Re: Python under PowerShell adds characters
On Thu, 30 Mar 2017 04:43 pm, Marko Rauhamaa wrote: > Steven D'Aprano : > >> On Thu, 30 Mar 2017 07:29:48 +0300, Marko Rauhamaa wrote: >>> I'd expect not having to deal with Unicode decoding exceptions with >>> arbitrary input. >> >> That's just silly. If you have *arbitrary* bytes, not all >> byte-sequences are valid Unicode, so you have to expect decoding >> exceptions, if you're processing text. > > The input is not in my control, and bailing out may not be an option: You have to deal with bad input *somehow*. You can't just say it will never happen.
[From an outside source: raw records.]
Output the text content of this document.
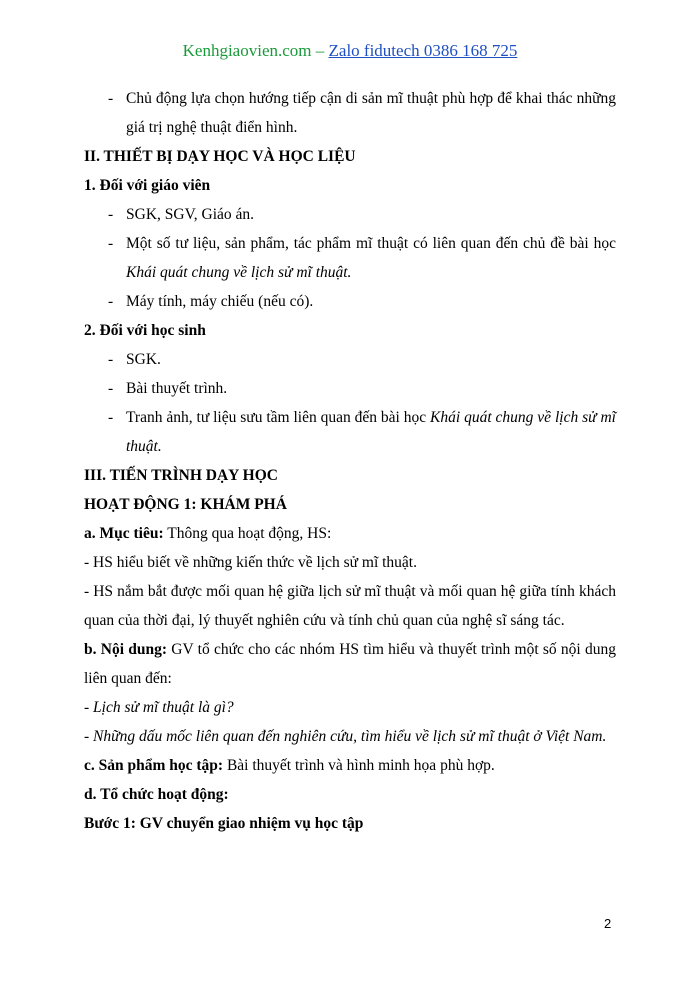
Kenhgiaovien.com – Zalo fidutech 0386 168 725

- Chủ động lựa chọn hướng tiếp cận di sản mĩ thuật phù hợp để khai thác những giá trị nghệ thuật điển hình.

II. THIẾT BỊ DẠY HỌC VÀ HỌC LIỆU

1. Đối với giáo viên

- SGK, SGV, Giáo án.

- Một số tư liệu, sản phẩm, tác phẩm mĩ thuật có liên quan đến chủ đề bài học Khái quát chung về lịch sử mĩ thuật.

- Máy tính, máy chiếu (nếu có).

2. Đối với học sinh

- SGK.

- Bài thuyết trình.

- Tranh ảnh, tư liệu sưu tầm liên quan đến bài học Khái quát chung về lịch sử mĩ thuật.

III. TIẾN TRÌNH DẠY HỌC

HOẠT ĐỘNG 1: KHÁM PHÁ

a. Mục tiêu: Thông qua hoạt động, HS:

- HS hiểu biết về những kiến thức về lịch sử mĩ thuật.

- HS nắm bắt được mối quan hệ giữa lịch sử mĩ thuật và mối quan hệ giữa tính khách quan của thời đại, lý thuyết nghiên cứu và tính chủ quan của nghệ sĩ sáng tác.

b. Nội dung: GV tổ chức cho các nhóm HS tìm hiểu và thuyết trình một số nội dung liên quan đến:

- Lịch sử mĩ thuật là gì?

- Những dấu mốc liên quan đến nghiên cứu, tìm hiểu về lịch sử mĩ thuật ở Việt Nam.

c. Sản phẩm học tập: Bài thuyết trình và hình minh họa phù hợp.

d. Tổ chức hoạt động:

Bước 1: GV chuyển giao nhiệm vụ học tập

2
If bailing out is not an option, then perhaps the solution is not to read stdin as Unicode text, if there's a chance that it actually doesn't contain Unicode text. Otherwise, you have to deal with any errors. ("Deal with" can include the case of not dealing with them at all, and just letting your script raise an exception.) >$ echo $'aa\n\xdd\naa' | grep aa >aa >aa >$ echo $'\xdd' | python2 -c 'import sys; sys.stdin.read(1)' >$ echo $'\xdd' | python3 -c 'import sys; sys.stdin.read(1)' >Traceback (most recent call last): > File "", line 1, in > File "/usr/lib64/python3.5/codecs.py", line 321, in decode >(result, consumed) = self._buffer_decode(data, self.errors, final) >UnicodeDecodeError: 'utf-8' codec can't decode byte 0xdd in position 0: > invalid continuation byte As I said, what did you expect? You choose to read from stdin as Unicode text, then fed it something that wasn't Unicode text. That's no different from expecting to read a file name, then passing an ASCII NUL byte. Something is going to break, somewhere, so you have to deal with it. I'm not sure if there are better ways, but one way of dealing with this is to bypass the text layer and read from the raw byte-oriented stream: [steve@ando ~]$ echo $'\xdd' | python3 -c 'import sys; print(sys.stdin.buffer.read(1))' b'\xdd' You have a choice. The default choice is aimed at the most-common use-case, which is that input will be text, but its not the only choice. -- Steve “Cheer up,” they said, “things could be worse.” So I cheered up, and sure enough, things got worse. -- https://mail.python.org/mailman/listinfo/python-list
Re: Text-mode apps (Was :Who are the "spacists"?)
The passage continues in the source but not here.